There has always been a direct link between the escalation of uprisings and intensification of social and economic challenges on the one hand and its resort to terrorism on the other.
While carrying out suppression, executions, and massacres inside Iran, and flaming conflicts in the Middle East, the regime also pursues nuclear weapons. This is what makes it a serious threat to world peace and security.
The Iranian Resistance has, so far, documented more than 450 acts of terrorism conducted by this regime outside of Iran since the year 2001.
In the past two years, in particular, the clerical regime has conducted many terrorist plots and operations.
The two terrorist plots pursued by the regime in the spring and summer of 2018 against the Iranian Resistance are the largest terrorist designs of the regime’s 40-year history in Europe.
The regime’s terrorism grows and expands under the shadow of silence and ignorance. It is time for all this ignorance about the people of the world’s security and peace to end.
What do we want?
Governments must firmly stand up to the clerical regime.
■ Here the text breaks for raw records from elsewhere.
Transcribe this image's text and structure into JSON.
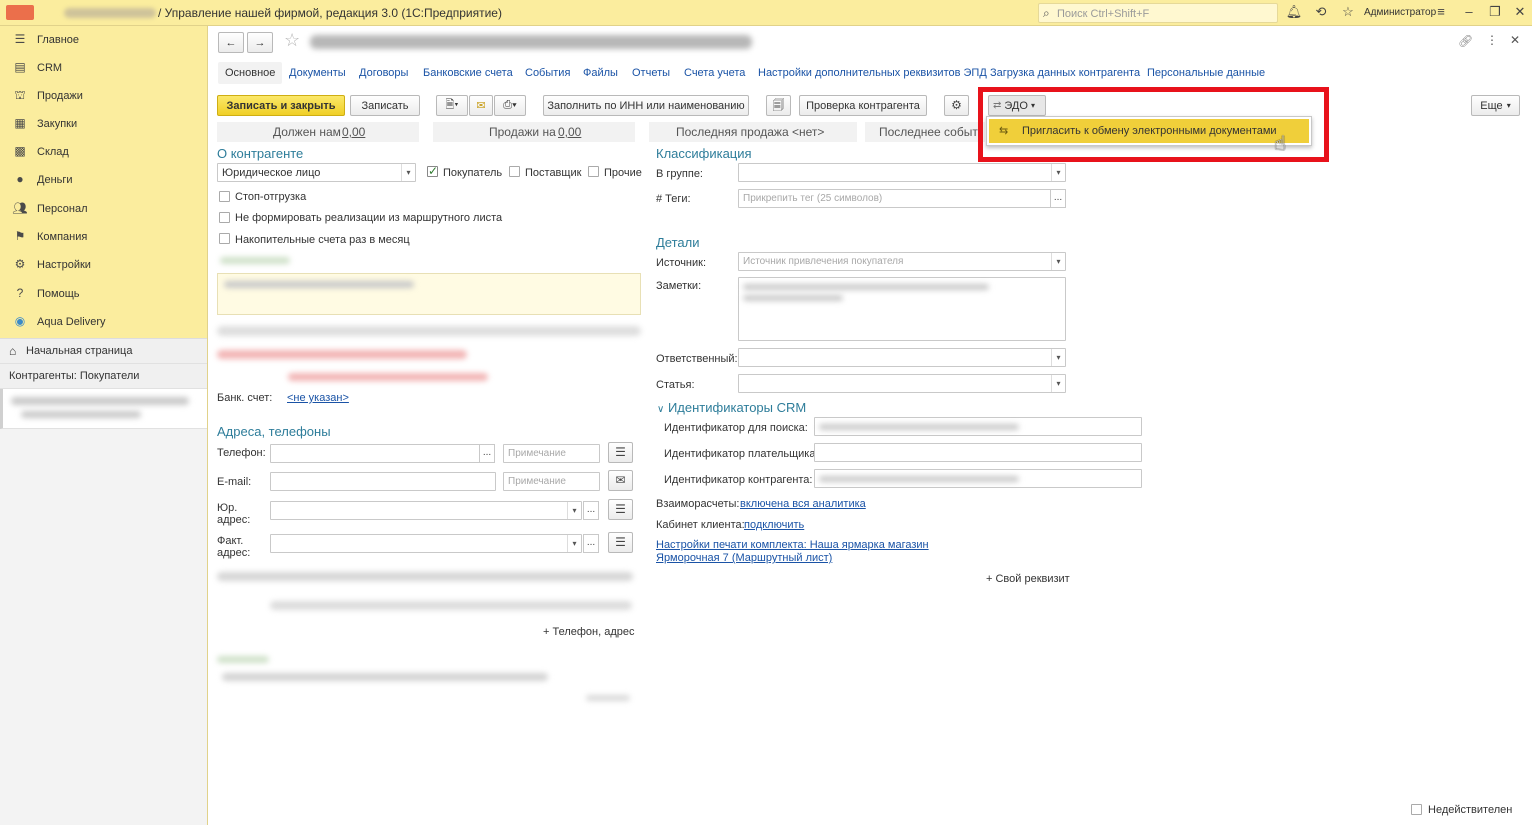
{
  "window": {
    "title": "/ Управление нашей фирмой, редакция 3.0  (1С:Предприятие)",
    "search_placeholder": "Поиск Ctrl+Shift+F",
    "user": "Администратор"
  },
  "sidebar": {
    "items": [
      {
        "label": "Главное",
        "icon": "menu-icon"
      },
      {
        "label": "CRM",
        "icon": "crm-icon"
      },
      {
        "label": "Продажи",
        "icon": "basket-icon"
      },
      {
        "label": "Закупки",
        "icon": "purchase-icon"
      },
      {
        "label": "Склад",
        "icon": "warehouse-icon"
      },
      {
        "label": "Деньги",
        "icon": "money-icon"
      },
      {
        "label": "Персонал",
        "icon": "people-icon"
      },
      {
        "label": "Компания",
        "icon": "flag-icon"
      },
      {
        "label": "Настройки",
        "icon": "gear-icon"
      },
      {
        "label": "Помощь",
        "icon": "help-icon"
      },
      {
        "label": "Aqua Delivery",
        "icon": "location-icon"
      }
    ],
    "home_page": "Начальная страница",
    "open_window": "Контрагенты: Покупатели"
  },
  "tabs": [
    "Основное",
    "Документы",
    "Договоры",
    "Банковские счета",
    "События",
    "Файлы",
    "Отчеты",
    "Счета учета",
    "Настройки дополнительных реквизитов ЭПД",
    "Загрузка данных контрагента",
    "Персональные данные"
  ],
  "toolbar": {
    "save_close": "Записать и закрыть",
    "save": "Записать",
    "fill_inn": "Заполнить по ИНН или наименованию",
    "check": "Проверка контрагента",
    "edo": "ЭДО",
    "more": "Еще"
  },
  "edo_menu": {
    "invite": "Пригласить к обмену электронными документами"
  },
  "summary": {
    "owed": "Должен нам",
    "owed_value": "0,00",
    "sales": "Продажи на",
    "sales_value": "0,00",
    "last_sale": "Последняя продажа <нет>",
    "last_event": "Последнее событ"
  },
  "about": {
    "title": "О контрагенте",
    "type_value": "Юридическое лицо",
    "buyer": "Покупатель",
    "supplier": "Поставщик",
    "other": "Прочие",
    "stop_shipping": "Стоп-отгрузка",
    "no_route_sales": "Не формировать реализации из маршрутного листа",
    "monthly_invoices": "Накопительные счета раз в месяц",
    "bank_account_label": "Банк. счет:",
    "bank_account_value": "<не указан>"
  },
  "addresses": {
    "title": "Адреса, телефоны",
    "phone": "Телефон:",
    "email": "E-mail:",
    "legal": "Юр. адрес:",
    "actual": "Факт. адрес:",
    "note_placeholder": "Примечание",
    "add_phone": "+ Телефон, адрес"
  },
  "classification": {
    "title": "Классификация",
    "group": "В группе:",
    "tags": "#  Теги:",
    "tags_placeholder": "Прикрепить тег (25 символов)"
  },
  "details": {
    "title": "Детали",
    "source": "Источник:",
    "source_placeholder": "Источник привлечения покупателя",
    "notes": "Заметки:",
    "responsible": "Ответственный:",
    "article": "Статья:"
  },
  "crm": {
    "title": "Идентификаторы CRM",
    "search_id": "Идентификатор для поиска:",
    "payer_id": "Идентификатор плательщика:",
    "contractor_id": "Идентификатор контрагента:",
    "settlements_label": "Взаиморасчеты:",
    "settlements_value": "включена вся аналитика",
    "cabinet_label": "Кабинет клиента:",
    "cabinet_value": "подключить",
    "print_settings_1": "Настройки печати комплекта: Наша ярмарка магазин",
    "print_settings_2": "Ярморочная 7 (Маршрутный лист)",
    "add_attr": "+ Свой реквизит"
  },
  "footer": {
    "inactive": "Недействителен"
  }
}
And women can do a lot to urge and convince their governments to adopt the right policy.
1. All privileges and resources that the regime relies on to carry out its terrorist acts must be taken away from it. The regime’s embassies must be closed.
2. The front companies, cultural and educational centers, religious associations, and so-called mosques funded and supported by the Iranian regime are all centers that sustain the regime’s espionage and terrorist activities. So they must be exposed and closed down.
3. The regime’s agents and operatives who function under cover of commercial, cultural, or religious activities, or pretend to be journalists or opponents, refugees, or citizens, must be expelled from European countries.
We urge all parliaments in Europe and the U.S. Congress to pass effective legislation facilitating the expulsion of operatives of the regime’s Ministry of Intelligence and Security (MOIS) and the Islamic Revolutionary Guard Corps (IRGC) from their countries.
Any act of firmness against this regime and any steps taken against it, anywhere in the world, will aid the struggles of the people and women of Iran for regime change and is in line with international peace and security.